In our Deep Green Editor's Choice section, we look at technology helping design green into today's new products.
As we continue to search for technologies that create greener places, we’ve turned up three things that can make an impact on a bigger scale than just a single product. This month, we’re highlighting a silicon architecture, software platform, and strategy for efficiently connecting homes using the wires already in them.
FPGAs starring MIPS32 soon
This announcement isn’t about a specific product, but it is welcome news for designers: Altera has chosen to license the MIPS32 architecture, which is the first time MIPS architecture processor cores have been in the FPGA channel. This gives designers another choice for performance with optimized power when looking at cores for FPGAs, and is a big win for MIPS Technologies.
According to Joseph Byrne, senior analyst for The Linley Group and coauthor of A Guide to CPU Cores and Processor IP, “MIPS Technologies’ processor cores have long been known for their high performance for a wide range of consumer multimedia, networking, and communications applications. The company’s technology is already an industry standard for ASICs used in these applications. By joining forces with Altera, a leader in the FPGA market, there is great potential for much more widespread adoption.”

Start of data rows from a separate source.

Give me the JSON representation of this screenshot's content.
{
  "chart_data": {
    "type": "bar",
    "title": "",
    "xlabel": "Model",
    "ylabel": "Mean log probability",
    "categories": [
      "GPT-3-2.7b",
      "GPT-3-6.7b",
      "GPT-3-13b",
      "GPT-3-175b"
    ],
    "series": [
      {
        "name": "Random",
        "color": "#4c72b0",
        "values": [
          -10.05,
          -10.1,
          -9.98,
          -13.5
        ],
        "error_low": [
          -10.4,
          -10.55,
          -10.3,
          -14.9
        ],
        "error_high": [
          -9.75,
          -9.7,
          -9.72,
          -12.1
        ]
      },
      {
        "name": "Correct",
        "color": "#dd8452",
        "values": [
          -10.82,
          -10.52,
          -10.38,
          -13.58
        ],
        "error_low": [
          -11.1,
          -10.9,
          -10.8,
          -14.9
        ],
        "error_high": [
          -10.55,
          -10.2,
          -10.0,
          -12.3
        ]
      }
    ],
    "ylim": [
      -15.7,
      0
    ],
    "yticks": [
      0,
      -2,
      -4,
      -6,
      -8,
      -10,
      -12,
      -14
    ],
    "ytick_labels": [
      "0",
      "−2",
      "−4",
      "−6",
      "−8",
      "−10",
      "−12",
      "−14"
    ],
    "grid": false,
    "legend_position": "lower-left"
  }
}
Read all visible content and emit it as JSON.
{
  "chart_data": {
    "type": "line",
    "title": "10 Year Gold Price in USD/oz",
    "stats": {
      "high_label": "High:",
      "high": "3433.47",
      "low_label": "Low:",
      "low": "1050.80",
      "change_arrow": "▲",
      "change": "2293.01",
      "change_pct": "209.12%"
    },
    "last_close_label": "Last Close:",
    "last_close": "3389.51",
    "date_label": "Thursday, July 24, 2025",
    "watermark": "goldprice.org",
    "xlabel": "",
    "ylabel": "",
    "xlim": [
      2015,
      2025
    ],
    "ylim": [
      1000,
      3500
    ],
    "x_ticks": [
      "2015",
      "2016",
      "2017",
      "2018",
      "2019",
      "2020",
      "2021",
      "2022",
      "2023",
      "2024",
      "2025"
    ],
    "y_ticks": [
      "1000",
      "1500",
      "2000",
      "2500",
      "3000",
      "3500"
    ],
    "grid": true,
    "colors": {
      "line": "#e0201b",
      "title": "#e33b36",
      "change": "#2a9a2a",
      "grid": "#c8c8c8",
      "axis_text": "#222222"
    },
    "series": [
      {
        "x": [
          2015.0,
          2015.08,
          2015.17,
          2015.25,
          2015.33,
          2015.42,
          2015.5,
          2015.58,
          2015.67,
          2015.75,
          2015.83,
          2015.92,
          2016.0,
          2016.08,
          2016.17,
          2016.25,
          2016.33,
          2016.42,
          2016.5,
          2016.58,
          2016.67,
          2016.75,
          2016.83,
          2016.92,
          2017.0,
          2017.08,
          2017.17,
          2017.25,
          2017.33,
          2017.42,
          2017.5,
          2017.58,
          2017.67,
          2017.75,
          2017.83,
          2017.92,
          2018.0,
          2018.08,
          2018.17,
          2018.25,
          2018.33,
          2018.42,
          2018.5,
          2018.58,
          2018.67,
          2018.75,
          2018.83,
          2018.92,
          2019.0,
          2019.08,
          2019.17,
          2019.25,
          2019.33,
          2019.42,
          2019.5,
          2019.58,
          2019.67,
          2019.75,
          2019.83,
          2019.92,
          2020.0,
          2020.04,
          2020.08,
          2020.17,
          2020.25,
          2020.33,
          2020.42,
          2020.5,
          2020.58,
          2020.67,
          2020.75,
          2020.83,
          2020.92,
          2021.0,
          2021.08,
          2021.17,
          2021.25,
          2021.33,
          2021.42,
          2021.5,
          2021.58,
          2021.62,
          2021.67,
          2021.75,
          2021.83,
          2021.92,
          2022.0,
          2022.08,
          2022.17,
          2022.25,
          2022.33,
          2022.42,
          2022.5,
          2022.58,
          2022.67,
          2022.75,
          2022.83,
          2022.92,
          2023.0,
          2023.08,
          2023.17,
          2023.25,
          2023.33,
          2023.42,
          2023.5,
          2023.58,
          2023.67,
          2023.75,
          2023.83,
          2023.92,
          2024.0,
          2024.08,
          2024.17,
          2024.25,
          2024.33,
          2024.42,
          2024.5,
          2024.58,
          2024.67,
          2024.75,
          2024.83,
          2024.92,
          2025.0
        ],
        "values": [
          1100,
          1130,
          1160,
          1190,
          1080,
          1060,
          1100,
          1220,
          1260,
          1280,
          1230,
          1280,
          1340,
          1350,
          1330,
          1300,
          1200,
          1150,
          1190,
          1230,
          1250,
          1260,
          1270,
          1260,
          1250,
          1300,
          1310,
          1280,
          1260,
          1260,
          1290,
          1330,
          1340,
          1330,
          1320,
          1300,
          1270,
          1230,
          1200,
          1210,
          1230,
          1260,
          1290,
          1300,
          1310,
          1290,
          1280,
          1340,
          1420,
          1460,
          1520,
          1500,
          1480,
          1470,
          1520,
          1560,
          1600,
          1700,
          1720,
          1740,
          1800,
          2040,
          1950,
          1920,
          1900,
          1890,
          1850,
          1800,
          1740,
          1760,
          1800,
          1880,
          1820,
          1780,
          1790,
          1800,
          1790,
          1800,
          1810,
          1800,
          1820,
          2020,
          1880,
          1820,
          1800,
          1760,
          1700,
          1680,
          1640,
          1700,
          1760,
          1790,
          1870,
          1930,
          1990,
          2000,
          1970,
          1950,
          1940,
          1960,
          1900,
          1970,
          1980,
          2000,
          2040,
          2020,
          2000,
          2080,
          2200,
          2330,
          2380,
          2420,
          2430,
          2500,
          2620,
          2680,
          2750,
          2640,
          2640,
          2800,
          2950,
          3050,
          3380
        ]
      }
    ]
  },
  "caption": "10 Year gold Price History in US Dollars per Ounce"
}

Data from all over Grand Coulee
Let’s say you have 40,000 monitoring and control points in a Supervisory Control And Data Acquisition (SCADA) system with 30 generators and 50-60 Programmable Logic Controllers (PLCs) among other things on the network. The incoming data picks up power metrics, temperatures, oil levels, vibration sensors, output waveforms, and more. It’d be nice if all that data were on one protocol in real time, available instantly without single points of failure.
This is the problem the U.S. Army Corps of Engineers is facing right now at the Grand Coulee Dam, and provides the reason behind their choice of Real-Time Innovations’ (RTI’s) Data Distribution Service (DDS) as the solution. Dave Brown, project manager and system architect for the U.S. Army Corps of Engineers, remarked, “We selected RTI after a comprehensive evaluation of DDS solutions. We liked RTI’s architecture because it eliminates all single points of failure. If a shared daemon fails, it impacts many critical applications. With RTI’s purely in-process solution, there is no dependence on shared services. We will be able to implement N-way redundancy for all critical subsystems.” This makes RTI’s DDS software a pick for us, too.
G.hn: More support, silicon on the way
Because almost every home is wired, strategies for home networking based on coax, phone, and power lines shouldn’t be overlooked.
The HomeGrid Forum’s G.hn standard has been gaining ground fast, with both National Institute of Standards and Technology approval for smart grid apps and United Nations International Telecommunication Union (ITU-T) ratification coming within the last month. “G.hn is a technology that gives new use to cabling that most people already have in their homes,” said Malcolm Johnson, director of ITU’s Telecommunication Standardization Bureau. “The array of applications that it has the potential to enable, including energy-efficient smart appliances, home automation, and telemedicine devices, is remarkable. The sheer weight of industry support behind this innovation is testament to the extraordinary potential of this standard to transform home networking.”
In a related breaking story, two of the main supporters of the HomeGrid Forum and G.hn have agreed to merge, with Sigma Designs acquiring CopperGate Communications. Sigma provides media processors for the digital home, and adding CopperGate’s home networking technology should make their portfolio more interesting. G.hn-compliant silicon should appear in 2010.